Children freed from Muslim sect's underground bunker
At least 15 children were freed by Russian authorities after having been held for years in an underground bunker by a Muslim sect in Kazan in eastern Tartarstan. Some 60 members of the group had lived for more than 10 years below a mosque.
AFP - Russian police have freed more than a dozen children held for years in underground isolation by a Muslim sect in Kazan, in the eastern republic of Tartarstan, the interior ministry said.
Some 60 members of a religious group, followers of a local spiritual leader, had lived for more than a decade in a bunker below a mosque in the city, the police said.
At least 15 children who were part of the group had been forced to live in squalid conditions with no access to the outside world.
The bunker was discovered in police searches of Islamic organisations in the city following twin attacks last month on moderate clerics by suspected Islamists.

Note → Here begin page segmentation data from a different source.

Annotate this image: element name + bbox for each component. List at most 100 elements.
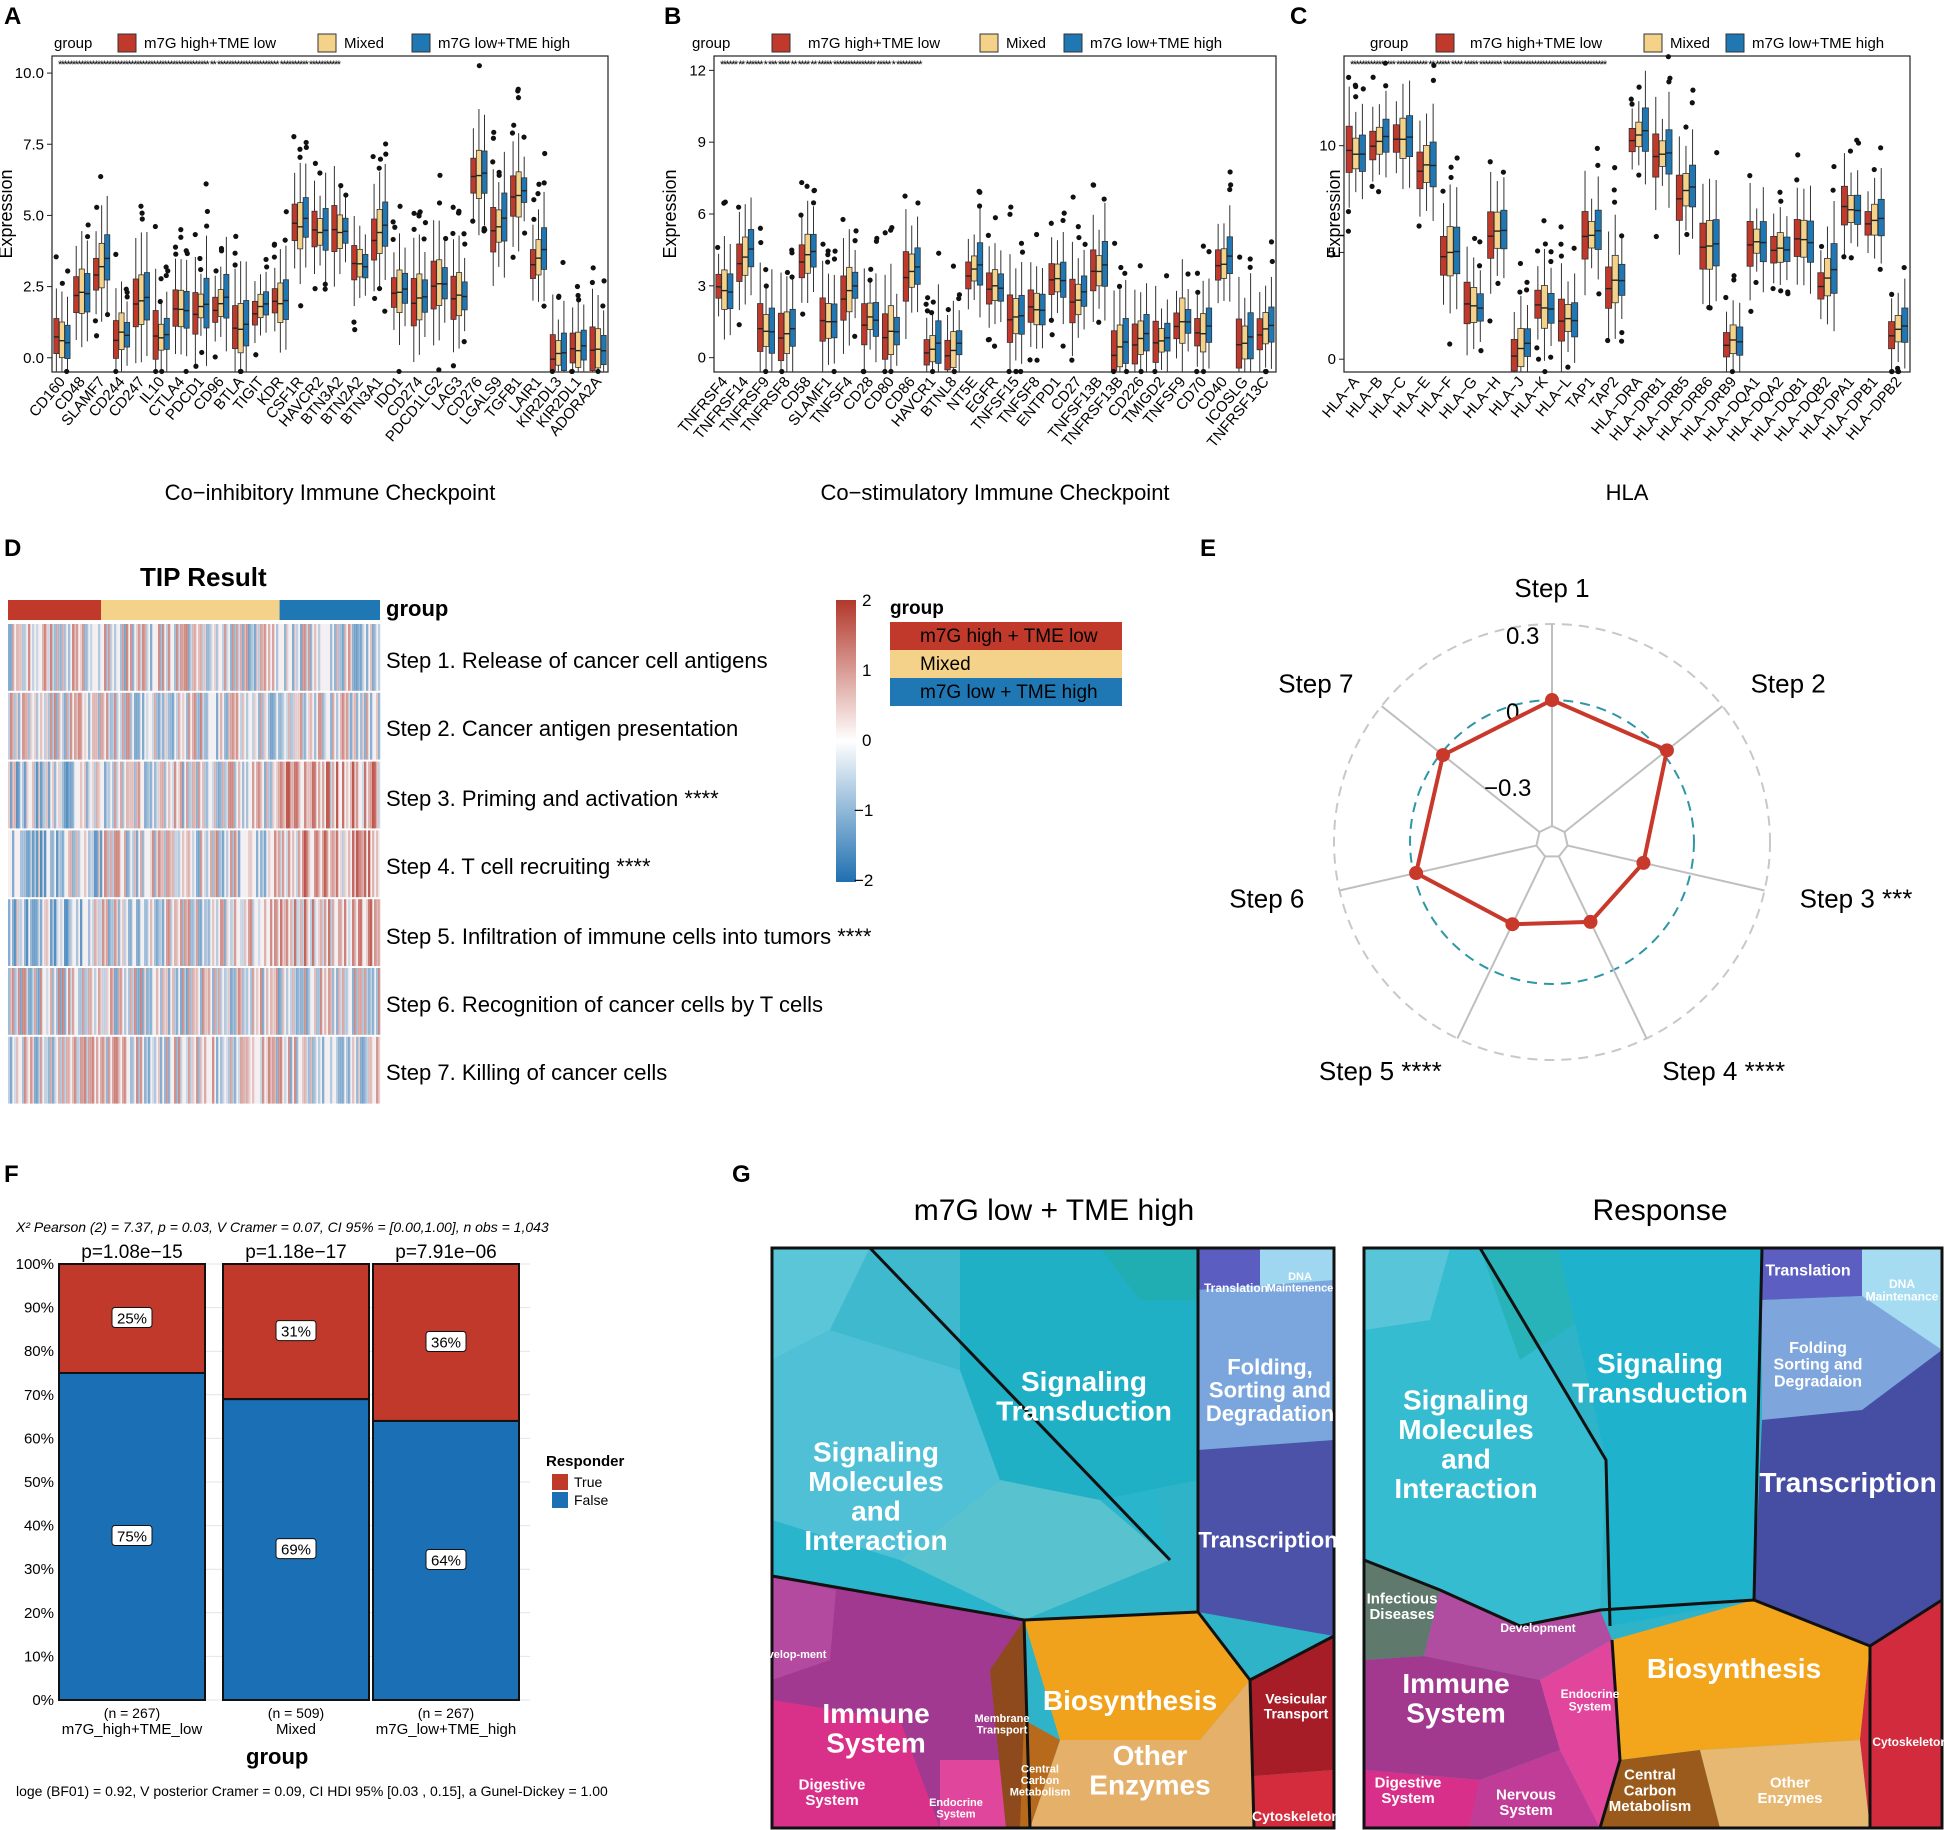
outlier <box>950 263 957 269</box>
step-label-1: Step 1. Release of cancer cell antigens <box>386 648 768 673</box>
outlier <box>601 278 607 284</box>
heatmap-cell <box>14 968 17 1035</box>
heatmap-cell <box>294 624 297 691</box>
legend-b-swatch-high <box>771 33 791 53</box>
outlier <box>1268 239 1275 245</box>
label-box-false <box>425 1548 467 1570</box>
box <box>736 243 743 282</box>
heatmap-cell <box>220 692 223 760</box>
box <box>976 242 984 286</box>
radar-step-label: Step 3 *** <box>1800 884 1913 914</box>
heatmap-cell <box>302 624 305 691</box>
heatmap-cell <box>254 624 257 691</box>
heatmap-cell <box>116 761 119 829</box>
box <box>475 149 482 199</box>
heatmap-cell <box>378 968 381 1035</box>
box <box>908 253 915 288</box>
outlier <box>736 322 742 328</box>
outlier <box>860 368 866 375</box>
outlier <box>183 368 189 375</box>
heatmap-cell <box>212 1036 215 1104</box>
radar-point <box>1409 866 1424 881</box>
box <box>1101 240 1109 287</box>
heatmap-cell <box>146 624 149 691</box>
heatmap-cell <box>332 968 335 1035</box>
outlier <box>1524 279 1530 285</box>
cell-l-digestive <box>772 1700 940 1828</box>
voronoi-right-label: Signaling <box>1403 1385 1529 1416</box>
heatmap-cell <box>166 692 169 760</box>
outlier <box>183 248 189 254</box>
box <box>390 277 397 308</box>
heatmap-cell <box>364 968 367 1035</box>
outlier <box>1019 249 1026 255</box>
heatmap-cell <box>282 761 285 829</box>
heatmap-cell <box>136 624 139 691</box>
cell-r-development <box>1424 1590 1612 1680</box>
heatmap-cell <box>182 899 185 966</box>
heatmap-cell <box>284 624 287 691</box>
heatmap-cell <box>306 830 309 898</box>
heatmap-cell <box>366 1036 369 1104</box>
heatmap-cell <box>198 624 201 691</box>
bar-n-label: (n = 267) <box>418 1705 474 1721</box>
box <box>1200 313 1207 353</box>
heatmap-cell <box>26 1036 29 1104</box>
heatmap-cell <box>52 692 55 760</box>
heatmap-cell <box>376 1036 379 1104</box>
heatmap-cell <box>258 624 261 691</box>
heatmap-cell <box>42 624 45 691</box>
heatmap-cell <box>50 692 53 760</box>
heatmap-cell <box>314 899 317 966</box>
stacked-bar-chart: 0%10%20%30%40%50%60%70%80%90%100%25%75%p… <box>16 1242 530 1738</box>
heatmap-cell <box>294 899 297 966</box>
voronoi-left-label: Immune <box>822 1698 929 1729</box>
heatmap-cell <box>90 968 93 1035</box>
heatmap-cell <box>340 624 343 691</box>
heatmap-cell <box>240 624 243 691</box>
heatmap-cell <box>194 624 197 691</box>
heatmap-cell <box>142 830 145 898</box>
legend-true-label: True <box>574 1474 602 1490</box>
heatmap-cell <box>206 830 209 898</box>
outlier <box>470 218 476 224</box>
outlier <box>1369 183 1375 190</box>
step-label-7: Step 7. Killing of cancer cells <box>386 1060 667 1085</box>
heatmap-cell <box>84 830 87 898</box>
box <box>789 308 796 347</box>
outlier <box>1548 258 1554 265</box>
box <box>470 157 477 194</box>
heatmap-cell <box>194 692 197 760</box>
heatmap-cell <box>292 899 295 966</box>
heatmap-cell <box>88 830 91 898</box>
heatmap-cell <box>20 968 23 1035</box>
heatmap-color-scale <box>836 600 856 882</box>
heatmap-cell <box>104 899 107 966</box>
outlier <box>436 367 442 373</box>
heatmap-cell <box>310 624 313 691</box>
heatmap-cell <box>186 692 189 760</box>
heatmap-cell <box>66 899 69 966</box>
heatmap-cell <box>358 624 361 691</box>
outlier <box>902 193 908 199</box>
heatmap-cell <box>272 1036 275 1104</box>
heatmap-cell <box>126 624 129 691</box>
heatmap-cell <box>98 830 101 898</box>
heatmap-group-bar <box>279 600 380 620</box>
heatmap-cell <box>226 1036 229 1104</box>
heatmap-cell <box>218 761 221 829</box>
label-box-true <box>111 1307 153 1328</box>
heatmap-cell <box>354 692 357 760</box>
legend-c-swatch-mixed <box>1643 33 1663 53</box>
heatmap-cell <box>46 761 49 829</box>
heatmap-cell <box>376 692 379 760</box>
heatmap-cell <box>130 899 133 966</box>
heatmap-cell <box>354 899 357 966</box>
outlier <box>238 368 244 375</box>
heatmap-cell <box>120 624 123 691</box>
heatmap-cell <box>374 624 377 691</box>
box <box>450 275 457 320</box>
heatmap-cell <box>252 968 255 1035</box>
outlier <box>574 283 581 290</box>
outlier <box>1841 254 1847 260</box>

Tatarstan President Rustam Minnikhanov said in a statement that 19 children, most aged under six and including three babies, had been rehoused in shelters following the raid.
And the same statement quoted members of the sect as saying there may be as many as 27 children.
A police video of the raid shown to reporters showed bearded male residents shouting as investigators forced their way inside the two-storey building. Women wearing headscarves were shown carrying young children, including babies, up a long flight of stairs from underground.
"Take these children to a bus," a helmeted police officer can be heard shouting.
Police investigator Ranis Bakhitov said the children were "living in unsanitary conditions. There is a lack of ventilation. The premises are like monks' cells."
"Based on the evidence of police officers, all the children require medical attention."
"During the search we found that the building was two-storey. Below it was a cellar where we found people were living," said Bakhitov in the video released by the local interior ministry.
"The space was built as a labyrinth. There are rooms measuring two by three metres," (six feet by 10), he said.
The police said they had established that around 60 people were living in the underground quarters.
Faizrakhman Satarov, identified as the group's 85-year-old leader, had declared himself a prophet in 1964, the interior ministry said.
In 1996, Satarov acquired land for an Islamic school and built living quarters on the land where "gradually all the members of the sect moved to live permanently," police said.
"Faizrakhman's supporters lead a closed way of life, not leaving their shelter without extreme necessity," the ministry said.
"The children of the commune grew up in the same conditions. They did not go to educational and medical institutions, which is the most severe breach of children's rights."
Police said they had opened a criminal case against Satarov for his "arbitrariness" in running the compound, a crime that carries a prison term of up to six months.
They also opened separate investigations into members' suspected meglect and cruel treatment of their children, carrying a maximum sentence of three years in prison.
The case echoes that of a 35-member Doomsday sect that holed up in an underground cave in a region southeast of Moscow in 2007, only emerging after the end of the world failed to materialise.
The July 19 attacks that sparked the search targeted Tatarstan's chief Muslim cleric, Ildus Faizov, who survived a car bombing, while his one-time deputy was killed in a shooting.
A militant this month claimed the attack in a video posted online.
The semi-Muslim republic is often held up as an example of religious tolerance with a huge mosque standing beside an Orthodox cathedral in Kazan, the capital.